The only private image of mine that does deliberately expose a minor’s genital area is a professional portrait of a nine-year-old girl sitting in a bathtub with a shower hose in one hand and a liquid soap dispenser in the other hand. I don’t claim the image is high art, but nor is it a casual snapshot either. It is similar to the portraits of actress Brooke Shields at ten by photographer Gary Gross, and is a classic scenario for family portraits of children. Assuming that nobody wears a bathing suit to take a bath and nobody has sex in a bathtub, my subject was certainly not photographed inappropriately attired or in a sexual context. Another private image is of a two-year-old girl standing normally on the floor. Those private images were never exhibited or shown to anyone, but the prosecutor has exhibited the images to who knows how many government employees without asking for the consent of the children, the parents, or the photographer who owns the images.

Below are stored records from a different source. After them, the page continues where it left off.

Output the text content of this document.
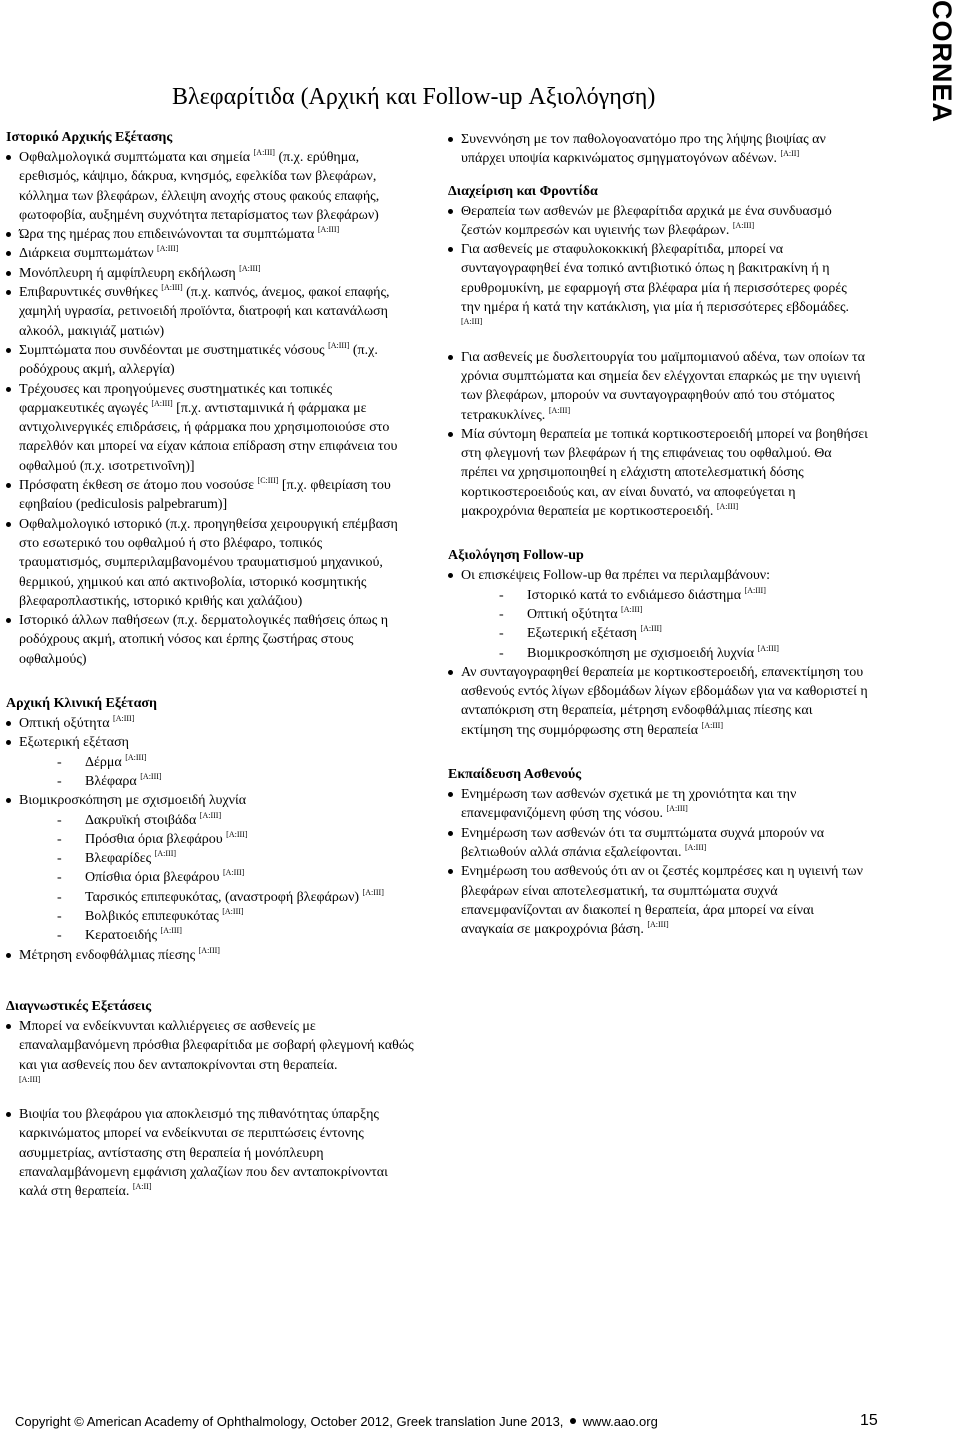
CORNEA
Βλεφαρίτιδα (Αρχική και Follow-up Αξιολόγηση)
Ιστορικό Αρχικής Εξέτασης
Οφθαλμολογικά συμπτώματα και σημεία [A:III] (π.χ. ερύθημα, ερεθισμός, κάψιμο, δάκρυα, κνησμός, εφελκίδα των βλεφάρων, κόλλημα των βλεφάρων, έλλειψη ανοχής στους φακούς επαφής, φωτοφοβία, αυξημένη συχνότητα πεταρίσματος των βλεφάρων)
Ώρα της ημέρας που επιδεινώνονται τα συμπτώματα [A:III]
Διάρκεια συμπτωμάτων [A:III]
Μονόπλευρη ή αμφίπλευρη εκδήλωση [A:III]
Επιβαρυντικές συνθήκες [A:III] (π.χ. καπνός, άνεμος, φακοί επαφής, χαμηλή υγρασία, ρετινοειδή προϊόντα, διατροφή και κατανάλωση αλκοόλ, μακιγιάζ ματιών)
Συμπτώματα που συνδέονται με συστηματικές νόσους [A:III] (π.χ. ροδόχρους ακμή, αλλεργία)
Τρέχουσες και προηγούμενες συστηματικές και τοπικές φαρμακευτικές αγωγές [A:III] [π.χ. αντισταμινικά ή φάρμακα με αντιχολινεργικές επιδράσεις, ή φάρμακα που χρησιμοποιούσε στο παρελθόν και μπορεί να είχαν κάποια επίδραση στην επιφάνεια του οφθαλμού (π.χ. ισοτρετινοΐνη)]
Πρόσφατη έκθεση σε άτομο που νοσούσε [C:III] [π.χ. φθειρίαση του εφηβαίου (pediculosis palpebrarum)]
Οφθαλμολογικό ιστορικό (π.χ. προηγηθείσα χειρουργική επέμβαση στο εσωτερικό του οφθαλμού ή στο βλέφαρο, τοπικός τραυματισμός, συμπεριλαμβανομένου τραυματισμού μηχανικού, θερμικού, χημικού και από ακτινοβολία, ιστορικό κοσμητικής βλεφαροπλαστικής, ιστορικό κριθής και χαλάζιου)
Ιστορικό άλλων παθήσεων (π.χ. δερματολογικές παθήσεις όπως η ροδόχρους ακμή, ατοπική νόσος και έρπης ζωστήρας στους οφθαλμούς)
Αρχική Κλινική Εξέταση
Οπτική οξύτητα [A:III]
Εξωτερική εξέταση
- Δέρμα [A:III]
- Βλέφαρα [A:III]
Βιομικροσκόπηση με σχισμοειδή λυχνία
- Δακρυϊκή στοιβάδα [A:III]
- Πρόσθια όρια βλεφάρου [A:III]
- Βλεφαρίδες [A:III]
- Οπίσθια όρια βλεφάρου [A:III]
- Ταρσικός επιπεφυκότας, (αναστροφή βλεφάρων) [A:III]
- Βολβικός επιπεφυκότας [A:III]
- Κερατοειδής [A:III]
Μέτρηση ενδοφθάλμιας πίεσης [A:III]
Διαγνωστικές Εξετάσεις
Μπορεί να ενδείκνυνται καλλιέργειες σε ασθενείς με επαναλαμβανόμενη πρόσθια βλεφαρίτιδα με σοβαρή φλεγμονή καθώς και για ασθενείς που δεν ανταποκρίνονται στη θεραπεία.
[A:III]
Βιοψία του βλεφάρου για αποκλεισμό της πιθανότητας ύπαρξης καρκινώματος μπορεί να ενδείκνυται σε περιπτώσεις έντονης ασυμμετρίας, αντίστασης στη θεραπεία ή μονόπλευρη επαναλαμβάνομενη εμφάνιση χαλαζίων που δεν ανταποκρίνονται καλά στη θεραπεία. [A:II]
Συνεννόηση με τον παθολογοανατόμο προ της λήψης βιοψίας αν υπάρχει υποψία καρκινώματος σμηγματογόνων αδένων. [A:II]
Διαχείριση και Φροντίδα
Θεραπεία των ασθενών με βλεφαρίτιδα αρχικά με ένα συνδυασμό ζεστών κομπρεσών και υγιεινής των βλεφάρων. [A:III]
Για ασθενείς με σταφυλοκοκκική βλεφαρίτιδα, μπορεί να συνταγογραφηθεί ένα τοπικό αντιβιοτικό όπως η βακιτρακίνη ή η ερυθρομυκίνη, με εφαρμογή στα βλέφαρα μία ή περισσότερες φορές την ημέρα ή κατά την κατάκλιση, για μία ή περισσότερες εβδομάδες.
[A:III]
Για ασθενείς με δυσλειτουργία του μαϊμπομιανού αδένα, των οποίων τα χρόνια συμπτώματα και σημεία δεν ελέγχονται επαρκώς με την υγιεινή των βλεφάρων, μπορούν να συνταγογραφηθούν από του στόματος τετρακυκλίνες. [A:III]
Μία σύντομη θεραπεία με τοπικά κορτικοστεροειδή μπορεί να βοηθήσει στη φλεγμονή των βλεφάρων ή της επιφάνειας του οφθαλμού. Θα πρέπει να χρησιμοποιηθεί η ελάχιστη αποτελεσματική δόσης κορτικοστεροειδούς και, αν είναι δυνατό, να αποφεύγεται η μακροχρόνια θεραπεία με κορτικοστεροειδή. [A:III]
Αξιολόγηση Follow-up
Οι επισκέψεις Follow-up θα πρέπει να περιλαμβάνουν:
- Ιστορικό κατά το ενδιάμεσο διάστημα [A:III]
- Οπτική οξύτητα [A:III]
- Εξωτερική εξέταση [A:III]
- Βιομικροσκόπηση με σχισμοειδή λυχνία [A:III]
Αν συνταγογραφηθεί θεραπεία με κορτικοστεροειδή, επανεκτίμηση του ασθενούς εντός λίγων εβδομάδων λίγων εβδομάδων για να καθοριστεί η ανταπόκριση στη θεραπεία, μέτρηση ενδοφθάλμιας πίεσης και εκτίμηση της συμμόρφωσης στη θεραπεία [A:III]
Εκπαίδευση Ασθενούς
Ενημέρωση των ασθενών σχετικά με τη χρονιότητα και την επανεμφανιζόμενη φύση της νόσου. [A:III]
Ενημέρωση των ασθενών ότι τα συμπτώματα συχνά μπορούν να βελτιωθούν αλλά σπάνια εξαλείφονται. [A:III]
Ενημέρωση του ασθενούς ότι αν οι ζεστές κομπρέσες και η υγιεινή των βλεφάρων είναι αποτελεσματική, τα συμπτώματα συχνά επανεμφανίζονται αν διακοπεί η θεραπεία, άρα μπορεί να είναι αναγκαία σε μακροχρόνια βάση. [A:III]
Copyright © American Academy of Ophthalmology, October 2012, Greek translation June 2013, www.aao.org	15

Still more misinformation intended to promote prejudice against me is that I supposedly purchased real estate in Italy (?), and I supposedly claim to be “perfectly bilingual,” a claim I have never made and which contradicts my repeated, humble admission that I do not speak, write or understand Italian perfectly. My accusers even claimed I have “contact with pedophiles,” even though nobody has ever offered any concrete evidence for any such thing. Apparently Italian law allows prosecutors and judges to make unfounded accusations without any need whatsoever to document what they are claiming.
Still more nonsense: Since my residence permit expired 30 years ago, the prosecutor claims I have been hiding out to evade the authorities. This claim is despite the documented fact that I went to the police station twice during the previous year to voluntarily report local crimes I witnessed, and in each case I told the police my correct, current address. This false claim began as an excuse to justify the illegal search of my home, but has now become a legend copied and pasted by others without question. Three years after that ridiculous claim was first made it is still being repeated by judges, even though I have long since requested a new residence permit from the immigration police – providing my correct, current address.

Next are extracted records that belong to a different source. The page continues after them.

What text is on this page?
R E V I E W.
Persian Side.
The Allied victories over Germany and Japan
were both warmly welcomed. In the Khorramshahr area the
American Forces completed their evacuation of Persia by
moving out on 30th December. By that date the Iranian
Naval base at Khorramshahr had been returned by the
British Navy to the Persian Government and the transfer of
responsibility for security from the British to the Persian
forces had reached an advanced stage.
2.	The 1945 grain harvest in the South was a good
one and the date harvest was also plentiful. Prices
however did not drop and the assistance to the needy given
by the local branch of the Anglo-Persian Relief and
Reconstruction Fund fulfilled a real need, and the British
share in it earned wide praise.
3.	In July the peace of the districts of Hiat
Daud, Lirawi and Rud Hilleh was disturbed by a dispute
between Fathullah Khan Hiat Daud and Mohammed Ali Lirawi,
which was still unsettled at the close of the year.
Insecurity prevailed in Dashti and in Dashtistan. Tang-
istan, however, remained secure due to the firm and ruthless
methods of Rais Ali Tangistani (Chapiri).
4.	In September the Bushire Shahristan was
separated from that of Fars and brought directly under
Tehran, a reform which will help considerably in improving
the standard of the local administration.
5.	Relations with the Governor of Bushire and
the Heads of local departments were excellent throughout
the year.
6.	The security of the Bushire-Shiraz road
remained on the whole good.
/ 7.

The prosecutor also distorted her portrait of me as a teacher. She never mentioned that when she ordered the Italian police to violate the privacy of my home I was teaching three classes in two state middle schools, as well as teaching free classes after school as an unpaid volunteer for students who were having difficulties preparing for their final exam.
Does this investigation, arrest and conviction asserting “possession and production of child pornography” satisfy the requirements of Italian law to violate the privacy of my home, destroy my reputation and career, take away my income, and send me to prison? According to the prosecutor and trial judge in this case, there is no reasonable doubt of guilt!
- Note: during my trial the Italian Supreme Court modified previous jurisprudence by no longer requiring evidence of any danger of distribution for the very serious charge of “production” of child porn, although the material still has to be truly “pornographic.” In theory, the new standard is not retroactive.